President Trump said he is ordering a pause on ‘reciprocal’ tariffs slammed on Sri Lanka and other countries after 75 countries offered to negotiate, amid a collapse of stock markets, but a 10 percent tax would remain. Many stock markets around the world were back in the green.

The All Share Price Index was trading up on 693 points within the first half hour of opening and the more liquid S&P SL20 was up 6.42%, or 286 points, at 4,632.00.

Turnover was Rs 6.1 billion with ten crossings. Those crossings were reported in JKH which crossed 30.7 million shares to the tune of Rs 607 million and its shares traded at Rs 20.10, Sampath Bank 3.7 million shares crossed for Rs 419 million; its shares traded at Rs 150, Commercial Bank 2.2 million shares crossed for Rs 151 million; its shares traded at Rs 125.

Singer (Sri Lanka) 1.5 million shares crossed for Rs 52.5 million; its shares traded at Rs 35, Vidul Lanka 3.7 million shares crossed for Rs 49.4 million; its shares traded at Rs 13.50, People’ Leasing 2 million shares crossed to the tune of Rs 35 million; its shares sold at Rs 2.70, HNB 100,000 shares crossed to the tune of Rs 30.5 million, Hemas Holdings 210,000 shares crossed for Rs 23.4 million; its shares traded at Rs 117, LMF 500,000 shares crossed to the tune of Rs 21.4 million; its shares fetched Rs 42.70 and DFCC 200,000 shares crossed to the tune of Rs 20 million; its shares traded at Rs 100.
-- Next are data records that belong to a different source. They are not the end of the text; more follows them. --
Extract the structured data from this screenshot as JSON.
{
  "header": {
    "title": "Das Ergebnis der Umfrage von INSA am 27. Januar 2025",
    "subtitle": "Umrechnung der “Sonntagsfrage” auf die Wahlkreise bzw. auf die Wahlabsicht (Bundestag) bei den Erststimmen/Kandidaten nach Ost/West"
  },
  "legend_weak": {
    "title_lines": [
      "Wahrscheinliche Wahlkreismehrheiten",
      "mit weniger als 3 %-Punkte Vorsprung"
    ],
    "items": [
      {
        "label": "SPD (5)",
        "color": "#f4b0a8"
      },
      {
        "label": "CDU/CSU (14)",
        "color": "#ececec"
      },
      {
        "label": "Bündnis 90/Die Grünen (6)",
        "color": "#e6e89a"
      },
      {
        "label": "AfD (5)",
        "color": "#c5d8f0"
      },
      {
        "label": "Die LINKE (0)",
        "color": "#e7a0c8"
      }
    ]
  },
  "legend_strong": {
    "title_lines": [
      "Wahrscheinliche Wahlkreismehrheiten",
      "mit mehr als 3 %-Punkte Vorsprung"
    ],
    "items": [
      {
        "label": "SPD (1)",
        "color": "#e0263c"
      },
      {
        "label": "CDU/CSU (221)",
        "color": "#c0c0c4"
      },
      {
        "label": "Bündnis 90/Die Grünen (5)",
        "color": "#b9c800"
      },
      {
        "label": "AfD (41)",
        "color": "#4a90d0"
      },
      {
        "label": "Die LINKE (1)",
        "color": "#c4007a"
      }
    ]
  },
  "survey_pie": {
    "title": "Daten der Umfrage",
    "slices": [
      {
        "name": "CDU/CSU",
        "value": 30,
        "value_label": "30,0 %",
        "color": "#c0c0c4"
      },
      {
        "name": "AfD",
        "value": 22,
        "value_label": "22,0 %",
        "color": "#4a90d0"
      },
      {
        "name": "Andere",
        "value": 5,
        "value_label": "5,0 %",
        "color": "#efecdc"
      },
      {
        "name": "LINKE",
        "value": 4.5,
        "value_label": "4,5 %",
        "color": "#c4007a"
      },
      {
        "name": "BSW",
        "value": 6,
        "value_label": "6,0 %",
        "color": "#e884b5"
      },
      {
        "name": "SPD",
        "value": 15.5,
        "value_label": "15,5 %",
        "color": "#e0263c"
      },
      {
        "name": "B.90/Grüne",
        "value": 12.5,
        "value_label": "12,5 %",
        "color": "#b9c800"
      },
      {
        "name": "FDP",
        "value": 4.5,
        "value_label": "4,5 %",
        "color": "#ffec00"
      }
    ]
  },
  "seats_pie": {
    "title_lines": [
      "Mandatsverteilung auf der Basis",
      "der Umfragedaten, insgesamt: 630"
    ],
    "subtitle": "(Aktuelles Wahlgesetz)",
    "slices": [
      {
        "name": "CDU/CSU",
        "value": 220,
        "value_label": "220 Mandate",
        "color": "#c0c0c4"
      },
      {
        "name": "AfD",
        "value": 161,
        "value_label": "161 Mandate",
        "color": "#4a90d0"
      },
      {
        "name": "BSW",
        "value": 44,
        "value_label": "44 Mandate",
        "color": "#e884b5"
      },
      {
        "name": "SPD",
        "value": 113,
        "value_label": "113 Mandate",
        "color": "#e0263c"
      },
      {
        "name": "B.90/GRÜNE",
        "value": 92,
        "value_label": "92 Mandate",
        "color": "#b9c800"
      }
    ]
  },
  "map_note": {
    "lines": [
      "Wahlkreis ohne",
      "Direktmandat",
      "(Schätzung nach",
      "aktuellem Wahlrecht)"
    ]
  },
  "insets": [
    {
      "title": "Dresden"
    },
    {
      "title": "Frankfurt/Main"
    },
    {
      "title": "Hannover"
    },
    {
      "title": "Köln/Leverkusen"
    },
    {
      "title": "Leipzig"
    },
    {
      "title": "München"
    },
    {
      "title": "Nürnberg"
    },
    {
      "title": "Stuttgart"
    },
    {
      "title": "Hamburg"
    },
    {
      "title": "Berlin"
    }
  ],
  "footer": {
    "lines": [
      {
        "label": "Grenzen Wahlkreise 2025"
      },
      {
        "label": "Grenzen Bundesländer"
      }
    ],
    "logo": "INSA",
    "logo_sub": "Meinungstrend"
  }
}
In the retail market top six companies that have mainly contributed to the turnover were; Sampath Bank Rs 709 million (6.2 million shares traded), Commercial Bank Rs 626 million (4.4 million shares traded), HNB Rs 619 million (two million shares traded), JKH Rs 346 million (three million shares traded), RIL Properties Rs 164 million (10.3 million shares traded) and Brown’s Investments Rs 161 million (22.1 million shares traded).During the day 212 million shares volumes changed hands in 23287 transactions.

Yesterday, US dollar buying rate was Rs 297.50, while the selling rate was Rs 298.60.